Richardson, and each of them as the true and lawful attorneys, agents and
proxies of the undersigned, with full power of substitution, to represent and to
vote all shares of Common Stock of Endovasc Ltd., Inc. held of record by the
undersigned on March 8, 2002, at the Special Meeting of Stockholders to be held
on April 26, 2002 at 15001 Walden Road, Suite 108, Montgomery, Texas 77356 at
10:00 AM (CST), and at any adjournments thereof.  Any and all proxies heretofore
given are hereby revoked.

     WHEN PROPERLY EXECUTED, THIS PROXY WILL BE VOTED AS DESIGNATED BY THE
UNDERSIGNED.  IF NO CHOICE IS SPECIFIED, THE PROXY WILL BE VOTED FOR THE
PROPOSALS LISTED IN NUMBERS 1 AND 2.


     1.   THE PROPOSAL TO AMEND THE ARTICLES OF INCORPORATION TO INCREASE THE
          TOTAL NUMBER OF AUTHORIZED SHARES OF COMMON STOCK TO 200,000,000
          SHARES OF COMMON STOCK.


          [ ]  FOR                [ ]  AGAINST            [ ]  ABSTAIN



     2.   THE PROPOSAL TO AMEND THE ARTICLES OF INCORPORATION TO VEST IN THE
          BOARD OF DIRECTORS THE AUTHORITY TO PRESCRIBE THE CLASSES, SERIES AND
          THE NUMBER OF EACH CLASS OR SERIES OF PREFERRED STOCK.
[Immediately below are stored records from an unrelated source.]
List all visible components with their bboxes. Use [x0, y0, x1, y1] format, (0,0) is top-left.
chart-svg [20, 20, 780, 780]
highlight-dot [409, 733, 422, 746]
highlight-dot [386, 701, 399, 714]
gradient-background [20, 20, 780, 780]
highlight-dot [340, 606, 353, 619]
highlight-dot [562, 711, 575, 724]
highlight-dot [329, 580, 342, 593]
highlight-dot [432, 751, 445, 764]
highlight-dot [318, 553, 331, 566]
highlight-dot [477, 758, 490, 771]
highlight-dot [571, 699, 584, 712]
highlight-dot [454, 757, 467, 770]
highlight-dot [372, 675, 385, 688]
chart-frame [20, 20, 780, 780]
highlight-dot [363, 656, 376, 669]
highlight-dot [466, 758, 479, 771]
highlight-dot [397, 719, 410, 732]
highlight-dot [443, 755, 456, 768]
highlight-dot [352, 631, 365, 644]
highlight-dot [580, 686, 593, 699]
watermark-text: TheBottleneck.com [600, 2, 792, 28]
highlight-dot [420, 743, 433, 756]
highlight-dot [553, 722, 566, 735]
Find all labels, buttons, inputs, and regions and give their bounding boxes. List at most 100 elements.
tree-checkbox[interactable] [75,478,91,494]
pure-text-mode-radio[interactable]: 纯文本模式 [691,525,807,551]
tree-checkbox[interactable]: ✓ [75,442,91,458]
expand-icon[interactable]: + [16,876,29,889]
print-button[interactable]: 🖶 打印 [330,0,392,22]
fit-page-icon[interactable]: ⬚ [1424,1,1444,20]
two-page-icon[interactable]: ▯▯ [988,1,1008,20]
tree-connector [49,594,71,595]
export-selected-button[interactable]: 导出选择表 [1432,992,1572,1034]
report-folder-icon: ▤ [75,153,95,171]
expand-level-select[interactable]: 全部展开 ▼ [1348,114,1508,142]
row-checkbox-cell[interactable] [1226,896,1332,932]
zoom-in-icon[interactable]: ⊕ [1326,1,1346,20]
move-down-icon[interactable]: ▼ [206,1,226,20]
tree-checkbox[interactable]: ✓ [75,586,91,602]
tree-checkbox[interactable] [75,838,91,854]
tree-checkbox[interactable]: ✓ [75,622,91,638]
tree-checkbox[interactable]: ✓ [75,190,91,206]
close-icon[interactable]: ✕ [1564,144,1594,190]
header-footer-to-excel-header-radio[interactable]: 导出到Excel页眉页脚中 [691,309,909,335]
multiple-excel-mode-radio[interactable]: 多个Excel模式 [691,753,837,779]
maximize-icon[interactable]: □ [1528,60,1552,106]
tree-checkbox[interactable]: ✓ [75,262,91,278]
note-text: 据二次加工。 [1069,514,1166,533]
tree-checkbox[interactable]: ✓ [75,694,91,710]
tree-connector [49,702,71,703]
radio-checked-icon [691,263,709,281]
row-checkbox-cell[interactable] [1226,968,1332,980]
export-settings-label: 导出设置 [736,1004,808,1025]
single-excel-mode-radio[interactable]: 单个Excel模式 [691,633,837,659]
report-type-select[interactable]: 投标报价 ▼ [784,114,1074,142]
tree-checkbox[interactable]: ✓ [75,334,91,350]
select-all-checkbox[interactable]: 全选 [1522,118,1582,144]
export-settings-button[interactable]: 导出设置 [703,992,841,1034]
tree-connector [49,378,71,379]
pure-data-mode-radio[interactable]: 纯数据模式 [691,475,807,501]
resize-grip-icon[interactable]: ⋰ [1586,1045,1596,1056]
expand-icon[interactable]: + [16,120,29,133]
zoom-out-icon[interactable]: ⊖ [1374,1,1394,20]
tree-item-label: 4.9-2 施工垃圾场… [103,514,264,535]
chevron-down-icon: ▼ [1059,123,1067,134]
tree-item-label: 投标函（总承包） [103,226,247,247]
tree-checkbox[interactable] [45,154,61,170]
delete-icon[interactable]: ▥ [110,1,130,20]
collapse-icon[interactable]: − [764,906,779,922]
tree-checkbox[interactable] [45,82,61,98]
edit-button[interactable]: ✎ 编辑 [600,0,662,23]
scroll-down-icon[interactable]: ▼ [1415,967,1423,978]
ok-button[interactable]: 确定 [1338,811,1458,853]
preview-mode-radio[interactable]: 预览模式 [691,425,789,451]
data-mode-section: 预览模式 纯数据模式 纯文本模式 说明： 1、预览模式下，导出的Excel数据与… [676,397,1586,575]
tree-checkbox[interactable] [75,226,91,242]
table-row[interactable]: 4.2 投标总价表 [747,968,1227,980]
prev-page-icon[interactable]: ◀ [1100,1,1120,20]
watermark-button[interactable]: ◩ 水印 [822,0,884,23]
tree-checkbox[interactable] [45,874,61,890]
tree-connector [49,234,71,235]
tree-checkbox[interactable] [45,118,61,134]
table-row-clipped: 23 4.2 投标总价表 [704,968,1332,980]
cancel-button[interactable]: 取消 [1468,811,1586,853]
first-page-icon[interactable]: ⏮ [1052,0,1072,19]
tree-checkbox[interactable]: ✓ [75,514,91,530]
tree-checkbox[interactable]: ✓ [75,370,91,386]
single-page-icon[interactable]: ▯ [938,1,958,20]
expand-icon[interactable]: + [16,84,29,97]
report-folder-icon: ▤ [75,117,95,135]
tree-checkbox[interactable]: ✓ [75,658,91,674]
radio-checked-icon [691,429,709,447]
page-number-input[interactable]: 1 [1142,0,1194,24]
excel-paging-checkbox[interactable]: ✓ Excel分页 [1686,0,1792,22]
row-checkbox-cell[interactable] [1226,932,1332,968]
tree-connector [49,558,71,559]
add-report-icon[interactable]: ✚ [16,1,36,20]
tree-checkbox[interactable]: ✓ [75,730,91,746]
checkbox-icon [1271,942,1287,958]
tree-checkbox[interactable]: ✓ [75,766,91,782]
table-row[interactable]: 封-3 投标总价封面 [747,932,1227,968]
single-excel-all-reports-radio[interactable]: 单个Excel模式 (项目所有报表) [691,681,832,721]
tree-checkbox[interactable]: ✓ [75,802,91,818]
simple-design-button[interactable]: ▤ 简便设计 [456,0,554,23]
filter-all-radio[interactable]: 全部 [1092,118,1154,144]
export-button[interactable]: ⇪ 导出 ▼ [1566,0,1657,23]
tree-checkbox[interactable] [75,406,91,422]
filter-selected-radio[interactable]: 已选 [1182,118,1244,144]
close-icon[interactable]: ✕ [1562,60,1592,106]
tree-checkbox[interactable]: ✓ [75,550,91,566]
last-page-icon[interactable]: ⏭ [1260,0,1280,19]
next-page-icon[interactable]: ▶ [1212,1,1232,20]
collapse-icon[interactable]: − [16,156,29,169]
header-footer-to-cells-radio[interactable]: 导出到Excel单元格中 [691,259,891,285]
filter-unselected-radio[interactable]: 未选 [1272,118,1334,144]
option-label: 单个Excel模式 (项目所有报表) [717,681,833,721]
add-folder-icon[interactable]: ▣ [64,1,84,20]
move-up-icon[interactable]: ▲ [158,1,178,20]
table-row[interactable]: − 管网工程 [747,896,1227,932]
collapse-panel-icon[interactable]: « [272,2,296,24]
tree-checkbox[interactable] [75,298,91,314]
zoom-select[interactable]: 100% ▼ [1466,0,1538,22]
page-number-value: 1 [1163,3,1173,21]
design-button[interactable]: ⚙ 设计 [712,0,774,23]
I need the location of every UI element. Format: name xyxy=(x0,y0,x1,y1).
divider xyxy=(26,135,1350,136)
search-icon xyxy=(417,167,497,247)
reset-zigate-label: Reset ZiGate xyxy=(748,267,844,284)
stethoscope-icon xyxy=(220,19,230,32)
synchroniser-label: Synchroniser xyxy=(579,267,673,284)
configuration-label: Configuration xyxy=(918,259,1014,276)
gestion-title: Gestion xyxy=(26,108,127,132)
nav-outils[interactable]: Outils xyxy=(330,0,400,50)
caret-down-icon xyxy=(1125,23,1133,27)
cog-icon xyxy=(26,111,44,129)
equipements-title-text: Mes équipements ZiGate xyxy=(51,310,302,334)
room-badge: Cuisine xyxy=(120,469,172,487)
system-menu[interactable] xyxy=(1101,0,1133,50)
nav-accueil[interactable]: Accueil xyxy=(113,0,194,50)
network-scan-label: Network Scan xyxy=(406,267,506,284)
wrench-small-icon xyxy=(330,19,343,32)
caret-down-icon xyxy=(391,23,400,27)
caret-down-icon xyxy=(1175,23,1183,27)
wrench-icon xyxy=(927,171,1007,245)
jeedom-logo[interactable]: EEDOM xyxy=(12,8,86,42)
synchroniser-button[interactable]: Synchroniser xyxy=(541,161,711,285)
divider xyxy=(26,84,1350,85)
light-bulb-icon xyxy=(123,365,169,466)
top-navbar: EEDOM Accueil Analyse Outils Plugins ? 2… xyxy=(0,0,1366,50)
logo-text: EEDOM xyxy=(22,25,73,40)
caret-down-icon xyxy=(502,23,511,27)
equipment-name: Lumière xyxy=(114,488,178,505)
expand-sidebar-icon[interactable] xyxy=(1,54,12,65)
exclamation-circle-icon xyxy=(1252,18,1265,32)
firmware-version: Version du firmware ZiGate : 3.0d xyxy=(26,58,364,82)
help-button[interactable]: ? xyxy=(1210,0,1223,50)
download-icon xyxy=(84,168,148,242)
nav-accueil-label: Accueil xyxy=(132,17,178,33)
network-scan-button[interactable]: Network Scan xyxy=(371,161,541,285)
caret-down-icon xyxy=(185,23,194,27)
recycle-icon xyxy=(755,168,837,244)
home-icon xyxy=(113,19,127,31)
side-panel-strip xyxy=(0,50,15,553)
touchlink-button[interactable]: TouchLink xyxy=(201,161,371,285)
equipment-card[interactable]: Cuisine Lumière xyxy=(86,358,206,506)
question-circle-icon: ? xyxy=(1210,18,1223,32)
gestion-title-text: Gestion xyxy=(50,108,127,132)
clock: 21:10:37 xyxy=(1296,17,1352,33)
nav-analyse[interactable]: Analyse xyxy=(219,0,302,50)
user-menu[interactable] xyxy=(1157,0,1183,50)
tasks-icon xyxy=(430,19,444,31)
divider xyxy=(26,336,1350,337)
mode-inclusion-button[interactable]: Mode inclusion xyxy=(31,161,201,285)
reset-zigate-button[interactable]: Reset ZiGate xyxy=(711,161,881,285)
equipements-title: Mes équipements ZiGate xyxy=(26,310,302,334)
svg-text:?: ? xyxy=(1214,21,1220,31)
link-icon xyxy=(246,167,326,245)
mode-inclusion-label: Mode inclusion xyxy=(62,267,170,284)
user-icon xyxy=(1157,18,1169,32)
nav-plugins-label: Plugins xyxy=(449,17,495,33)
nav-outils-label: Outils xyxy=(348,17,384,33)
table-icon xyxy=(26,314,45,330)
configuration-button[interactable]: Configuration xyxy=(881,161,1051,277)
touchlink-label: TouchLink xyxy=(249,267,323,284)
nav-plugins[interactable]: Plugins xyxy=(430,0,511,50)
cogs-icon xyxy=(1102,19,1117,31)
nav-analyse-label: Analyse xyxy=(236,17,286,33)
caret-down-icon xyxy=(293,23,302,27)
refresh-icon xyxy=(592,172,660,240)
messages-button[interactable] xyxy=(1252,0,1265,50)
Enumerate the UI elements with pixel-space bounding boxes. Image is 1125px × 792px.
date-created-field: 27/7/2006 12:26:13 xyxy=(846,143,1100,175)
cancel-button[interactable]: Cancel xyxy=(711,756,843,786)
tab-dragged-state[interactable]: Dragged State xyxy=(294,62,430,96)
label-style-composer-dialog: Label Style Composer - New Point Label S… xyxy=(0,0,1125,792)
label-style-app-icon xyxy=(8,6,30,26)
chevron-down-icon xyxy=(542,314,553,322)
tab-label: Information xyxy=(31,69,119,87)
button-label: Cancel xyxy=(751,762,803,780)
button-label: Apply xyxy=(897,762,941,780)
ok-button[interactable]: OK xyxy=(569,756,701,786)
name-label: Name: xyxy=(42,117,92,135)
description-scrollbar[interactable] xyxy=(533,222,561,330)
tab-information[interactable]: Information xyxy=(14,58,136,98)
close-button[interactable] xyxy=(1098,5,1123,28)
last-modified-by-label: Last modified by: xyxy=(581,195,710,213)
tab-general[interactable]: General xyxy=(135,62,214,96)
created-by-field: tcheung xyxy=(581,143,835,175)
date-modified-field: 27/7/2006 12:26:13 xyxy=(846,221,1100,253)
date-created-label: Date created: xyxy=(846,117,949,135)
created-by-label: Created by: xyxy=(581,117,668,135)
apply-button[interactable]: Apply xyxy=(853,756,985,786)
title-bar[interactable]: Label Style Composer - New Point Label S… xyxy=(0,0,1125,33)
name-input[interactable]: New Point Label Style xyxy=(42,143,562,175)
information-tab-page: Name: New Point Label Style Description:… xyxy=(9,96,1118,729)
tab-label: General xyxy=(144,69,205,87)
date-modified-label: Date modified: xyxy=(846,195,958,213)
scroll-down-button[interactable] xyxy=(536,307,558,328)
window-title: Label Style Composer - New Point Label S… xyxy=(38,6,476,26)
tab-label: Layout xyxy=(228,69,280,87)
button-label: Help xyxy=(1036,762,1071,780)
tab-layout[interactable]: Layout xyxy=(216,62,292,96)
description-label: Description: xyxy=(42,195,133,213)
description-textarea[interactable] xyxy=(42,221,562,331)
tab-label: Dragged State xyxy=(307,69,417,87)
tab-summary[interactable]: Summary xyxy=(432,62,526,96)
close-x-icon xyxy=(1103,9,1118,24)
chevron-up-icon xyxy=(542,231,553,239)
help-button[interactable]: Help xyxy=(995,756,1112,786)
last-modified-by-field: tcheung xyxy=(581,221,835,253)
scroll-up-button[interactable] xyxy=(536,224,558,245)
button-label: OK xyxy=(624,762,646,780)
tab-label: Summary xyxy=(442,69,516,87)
          [ ]  FOR                [ ]  AGAINST            [ ]  ABSTAIN


     3.   IN THEIR DISCRETION, THE PROXIES ARE AUTHORIZED TO VOTE UPON SUCH
          OTHER BUSINESS THAT MAY PROPERLY COME BEFORE THE SPECIAL MEETING.


          [ ]  FOR                [ ]  AGAINST            [ ]  ABSTAIN



     PLEASE SIGN EXACTLY AS NAME APPEARS BELOW.  WHEN SHARES ARE HELD BY JOINT
TENANTS, BOTH SHOULD SIGN.  WHEN SIGNING AS ATTORNEY, AS EXECUTOR,
ADMINISTRATOR, TRUSTEE OR GUARDIAN, PLEASE GIVE FULL TITLE AS SUCH.  IF A
CORPORATION, PLEASE SIGN IN FULL CORPORATE NAME BY PRESIDENT OR OTHER AUTHORIZED
OFFICER.  IF A PARTNERSHIP, PLEASE SIGN IN PARTNERSHIP NAME BY AUTHORIZED
PERSON.


- -----------------                           ------------------------------------
NUMBER OF                                   SIGNATURE
SHARES OWNED

                                            ------------------------------------
                                            (TYPED OR PRINTED NAME)


                                            ------------------------------------
                                            SIGNATURE IF HELD JOINTLY


                                            ------------------------------------
                                            (TYPED OR PRINTED NAME)


                                             DATED:
                                                    ----------------------------


THIS PROXY MAY BE REVOKED AT ANY TIME BEFORE IT IS VOTED AT THE MEETING. PLEASE
                MARK, SIGN, DATE AND RETURN THIS PROXY PROMPTLY.